Die Teilnehmenden wurden mit einer Begrüßungsansprache der Oberbürgermeisterin Frau Urte Schwerdtner willkommen geheißen. Der VGT und die Stadt Goslar verbindet eine über sechs Jahrzehnte lange Zusammenarbeit. Der VGT ist in Goslar zu Hause.

Die Eröffnungsansprache wurde traditionsgemäß vom Präsidenten des Deutschen Verkehrsgerichtstages Prof. Dr. Ansgar Staudinger gehalten. Mit großer Freude gab er bekannt, dass der Bahnstreik keinen Einfluss auf den VGT hatte. Es konnten alle überwiegend pünktlich zum VGT anreisen.

Von den 1624 Teilnehmenden waren insgesamt 50 Studierende angemeldet, davon waren vier Studierende von der HöMS.

Der Plenarvortrag wurde vom Präsidenten des Bundesverfassungsgerichts von Herrn Prof. Dr. Stephan Harbarth gehalten. Sein Thema war „75 Jahre Grundgesetz- Von der Verfassung der Paulskirche zu Einigkeit und Recht und Freiheit“.

Arbeitskreise des Verkehrsgerichtstages

Der 62. VGT hatte acht Arbeitskreise mit folgenden Themen:

      AK I - Einziehung von Täterfahrzeugen bei strafbaren Trunkenheitsfahrten?

      AK II - Haushaltsführungsschaden – wenn das Unfallopfer nicht mehr staubsaugen kann

      AK III - Fahreignungsgutachten und ihre Überprüfung durch die Fahrerlaubnisbehörde

      AK IV - Cleverness oder strafbares Verhalten? Behördentäuschung und Punktehandel

      AK V - Weniger Strafe bei Unfallflucht?

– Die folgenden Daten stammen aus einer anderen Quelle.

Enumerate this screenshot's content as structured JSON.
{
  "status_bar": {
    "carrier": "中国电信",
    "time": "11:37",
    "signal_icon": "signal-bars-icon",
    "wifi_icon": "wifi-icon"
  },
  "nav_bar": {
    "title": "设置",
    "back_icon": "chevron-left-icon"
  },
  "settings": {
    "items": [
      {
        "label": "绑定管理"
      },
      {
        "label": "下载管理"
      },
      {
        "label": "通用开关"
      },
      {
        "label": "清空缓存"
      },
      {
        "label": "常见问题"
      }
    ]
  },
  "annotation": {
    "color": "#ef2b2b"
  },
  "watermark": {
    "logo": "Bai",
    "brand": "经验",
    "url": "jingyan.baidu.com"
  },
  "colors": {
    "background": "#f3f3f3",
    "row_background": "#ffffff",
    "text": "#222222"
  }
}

      AK VI - Vorschaden und Schadensgutachten

      AK VII - Mit dem Zug zum Flug zum Schiff – „Multimodale Reisen“

      AK VIII - Gefährdungshaftung des Reeders für Drittschäden?

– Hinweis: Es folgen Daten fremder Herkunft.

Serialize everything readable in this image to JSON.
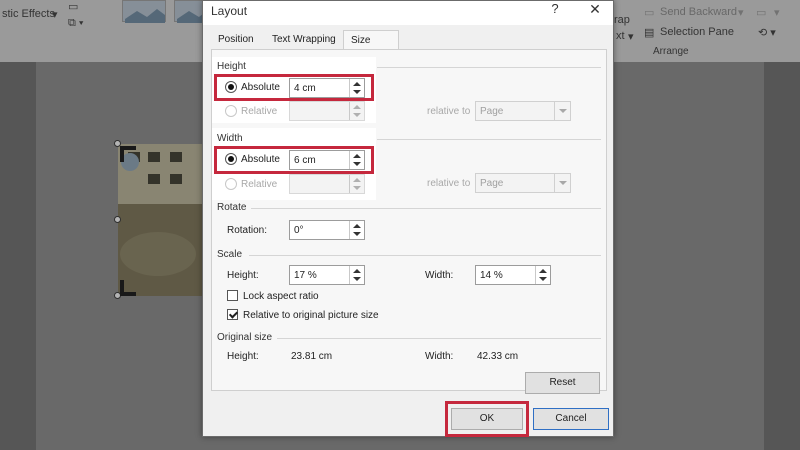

Die Motivation der HöMS- Studierenden im Arbeitskreis V

Die vier am Campus Wiesbaden Studierenden befassen sich im Rahmen ihrer Bachelorarbeiten mit den Themen „Fehlerquellen und Verbesserungspotenziale in der polizeilichen Unfallaufnahme“ sowie „Unfallflucht- schwerwiegende Straftat oder geringfügige Ordnungswidrigkeit?“ Die Abgabefrist ist erst am 22.02.2024, so dass es eine perfekte Gelegenheit war, am Arbeitskreis V „Weniger Strafe bei Unfallflucht?“ teilzunehmen. In diesem Arbeitskreis waren auch Lehrende der HöMS und der Fortbildung zugegen.

Dieser Arbeitskreis wurde sehr souverän und sachlich geleitet von Prof. Dr. Jan Zopfs, Lehrstuhl für Strafrecht und Strafprozessrecht an der Johannes-Gutenberg-Universität in Mainz. Referenten des Arbeitskreises V waren Herr Michael Nissen, Rechtsanwalt, Leiter Internationales Recht, Juristische Zentrale ADAC e. V. aus München, Prof. Dr. Sven Henseler, Rechtsanwalt & Diplom-Finanzwirt (FH), EBS Universität für Wirtschaft und Recht aus Wiesbaden und EPHK Ernst Klein, Verkehrsinspektion vom 1. Polizeipräsidium Köln.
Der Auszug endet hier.